Q.学生生活でプロジェクトを支援して欲しかったことありますか?
A.ない(笑)
Q.SFC-LTでPayer(支援者)、Forwarder(つなぐ人)、Challenger(挑戦者)のどの役を演じたいと思いますか?
A.今はお金が無いからPayer(支援者)にはなれないし、特に自分でプロジェクトを持っているわけではないからChallenger(挑戦者)でもないかな。Forwarder(つなぐ人)にはなれればと思う。
でも空から100万円ふってきたら、全然支援しちゃうかな笑笑
Q.人生の財産ってなんだと思いますか?
A.少なくともお金が全てではないと思う。ここまで生きていく中でいろんな人にお世話になってきているからそう感じる。徳を高めると言ってしまったら、それまでだけど、実際のところ人との助け合いの関係に価値があると思う。
Q.なぜお金が全てだとは思わないんですか?
A.フリーランスで仕事をしていたから、収入が不安定で、たまぁに大きな額がもらえることもあったけれど、口座残高の桁が増えたくらいであんまり幸せには感じなかった。また、慶應大学に入って、お金持ちの学生とかも何人か見てきたけれど、そういう人の話を聞いても、あまり幸せそうには思えなかったから。お金があっても1人だったら絶対悲しいから……
ヒアリングを終えて
お金はコミュニケーションツールになる
いとおちゃんさんとは大学1年生のことから顔見知りだったのですが、お茶をするのはこれが初めてのことです。そういった意味では、今回のクラファンはただのお金のやり取りではなくて、コミュニケーションの切っ掛けとして機能しています。クラファンを通して強くなるつながり、SFC-LTにはそういった点でも、価値があると実感しました。
既存の奨学金への問題意識の重要性
WEEK2の活動報告の中で、「奨学金」と「挑戦」という2軸でプロジェクトがプレゼンされていて、(もちろん私の中では2つの軸は繋がっているのですが…)ぶれていて、もっと「挑戦」に絞った方が良いのではないかとアドバイスされたと書いていました。ただ、実際のところメディア型奨学金としてリリースしたSFC-LTは、今回のケースのように奨学金の問題への解決策として期待をしていただけることも多いです。それ故、「メディア型奨学金SFC-LTがどのように既存の奨学金の問題を解決していくのか」をプレゼンで伝えきれていないところが真の問題ではないかと感じました。
先日、Sansanの日比谷さんの記事を読みましたが、結局のところプレゼンテーションもコミュニケーションに過ぎなくて、ターゲットに合わせて複数のバージョンを用意することが必要そうです。そのためにもヒアリングを重ねて、ターゲットのインサイトを見極め、そこからどんなメッセージがアクションに繋がるのかを考えて行かなくてはいけません。まだまだやることが多そうですね。

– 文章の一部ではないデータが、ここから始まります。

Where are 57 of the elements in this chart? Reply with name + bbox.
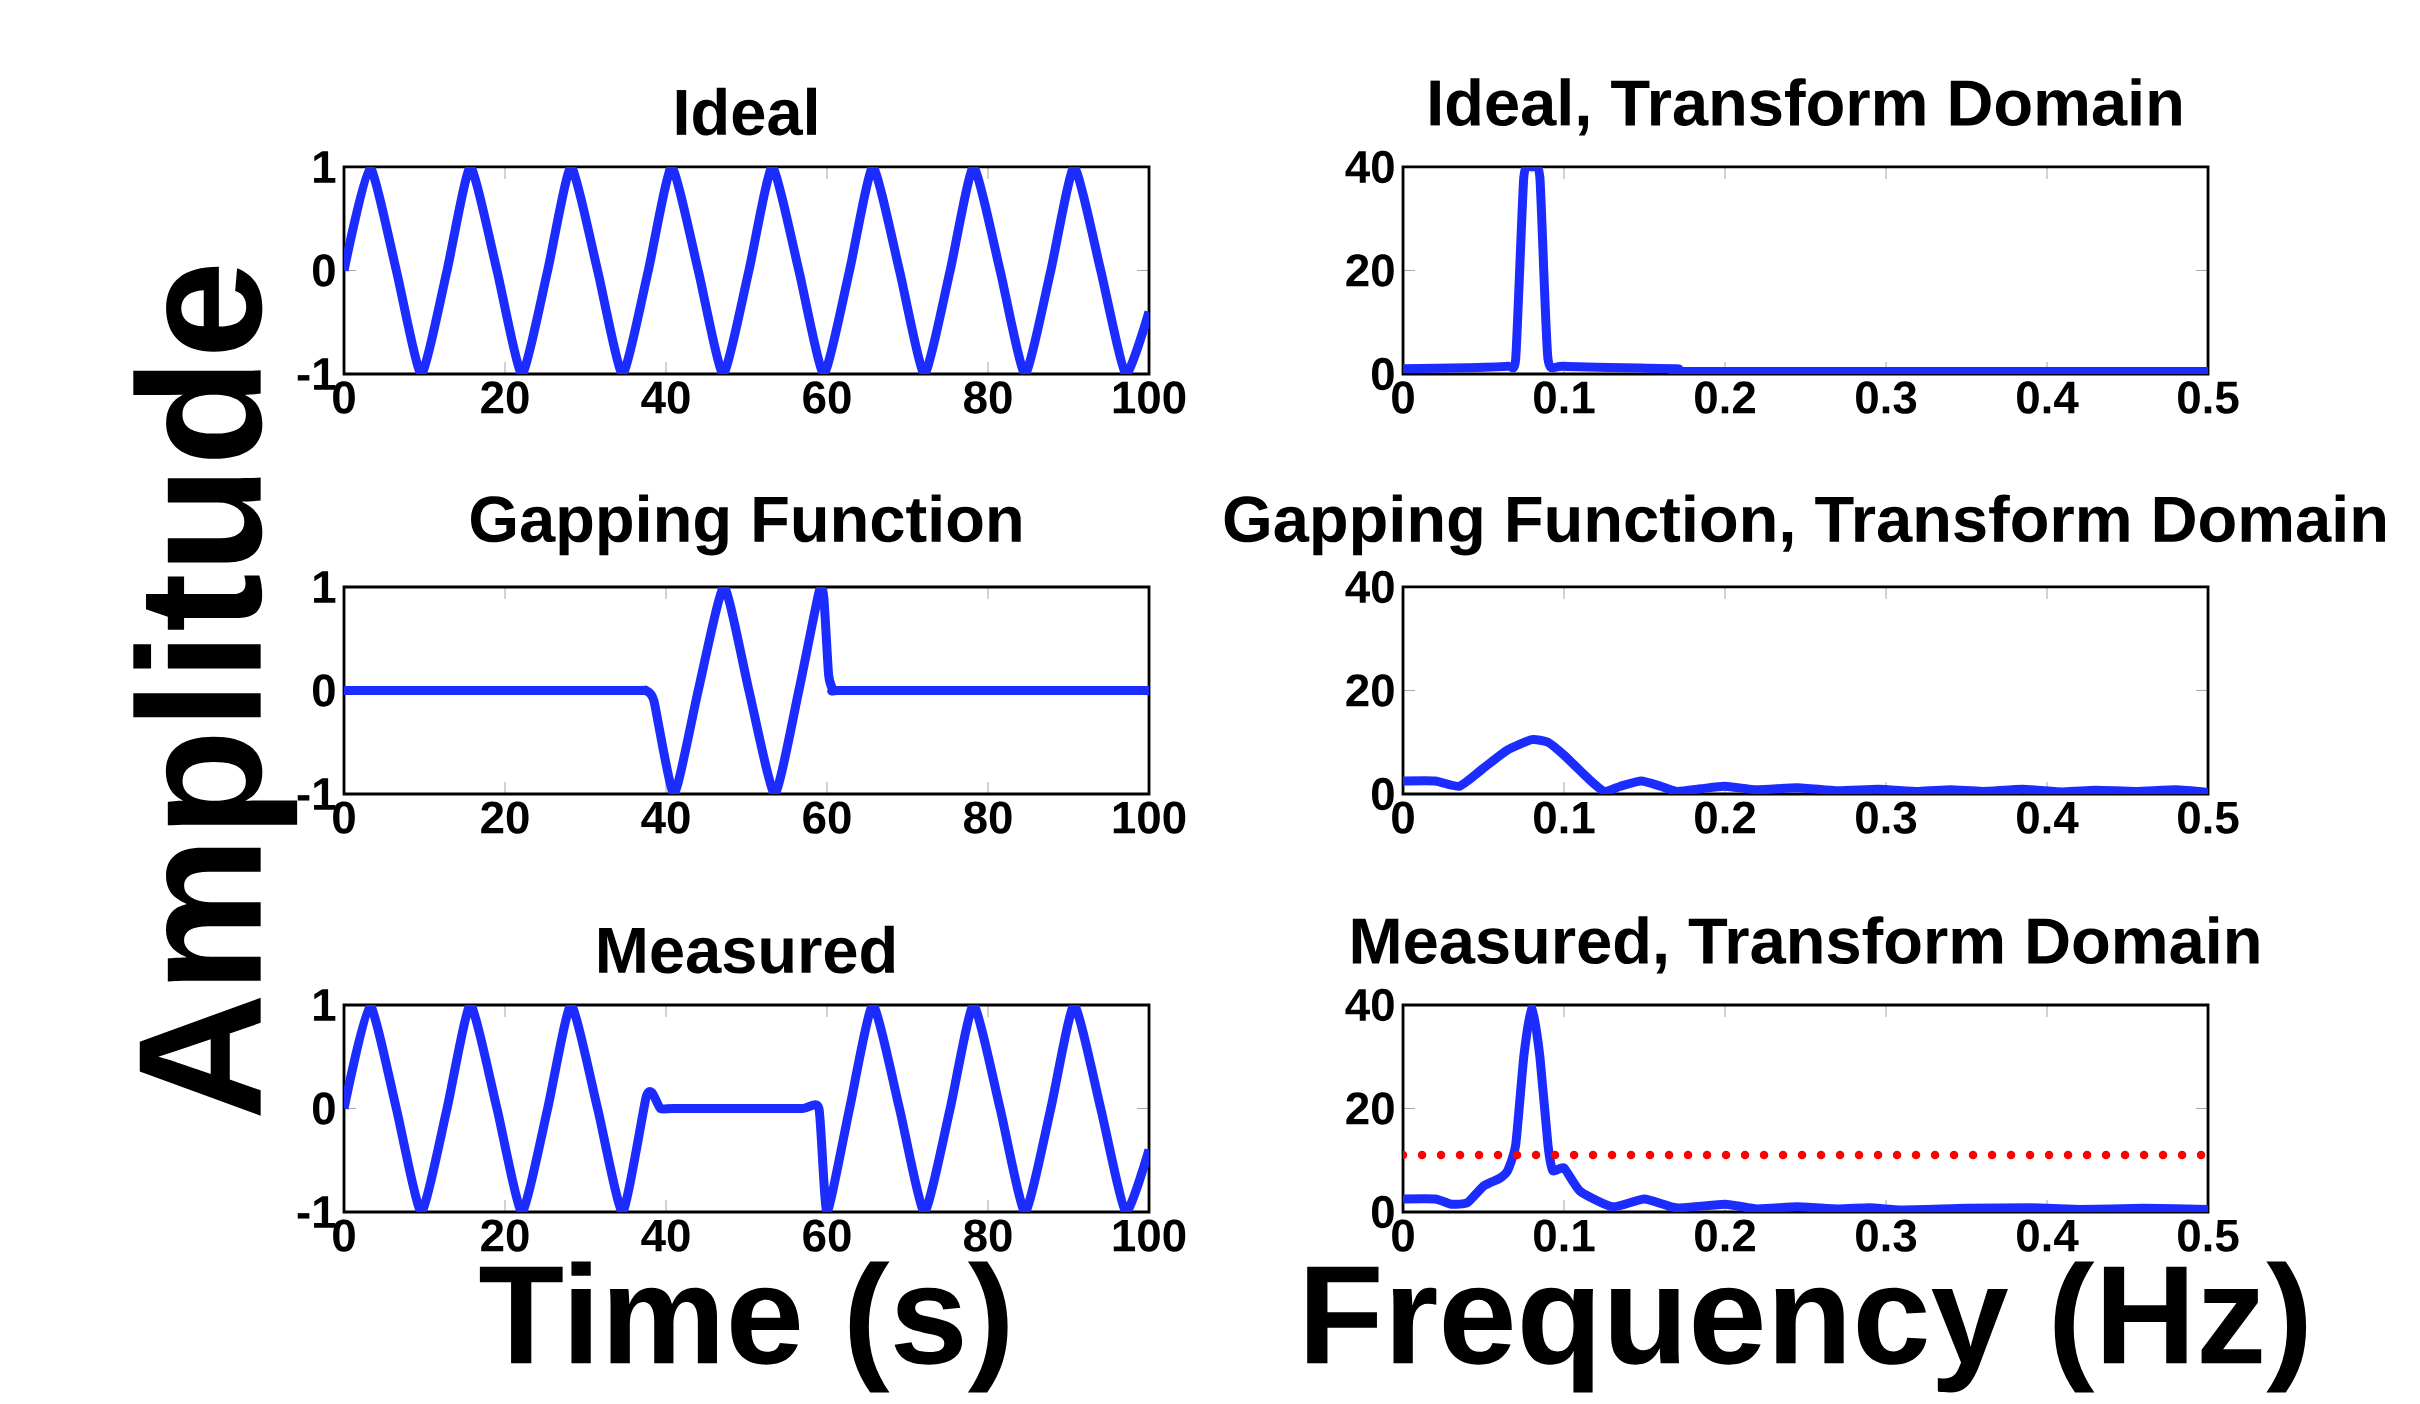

給付型奨学金のデメリットとして応募時のリスクはやはり存在する
給付型の奨学金は予算が決まっているので、応募者数が多ければ採択されない可能性があります。これは奨学金を必要としている学生からしたら、リスクにすぎず、その時間をバイトに当てたほうが確実な収入につながるという仮説がありました。これについて、今回のヒアリングはその実例を示すカタチになったと思います。メディア型の奨学金が解決する問題の1つとして挙げていたので、問題自体が存在することがわかったのは安心です。
実はこのレポートを執筆時点で、あと3名ほどヒアリングをしておりますが、全然記事にするのが間に合っていません 。ヒューマンリソース的な限界を感じますね。ただ、個別に支援者の方とお会いして詳細なヒアリングを行うことで、だんだんと支援者の方々に共通する点が見えてきた気がします。それについてはまた後日、記事にできればと思います。
クラファンも支援総額と期間、ともにハーフラインを超えたところですが、ここからも気を抜かず頑張っていきましょう。それでは失礼いたします。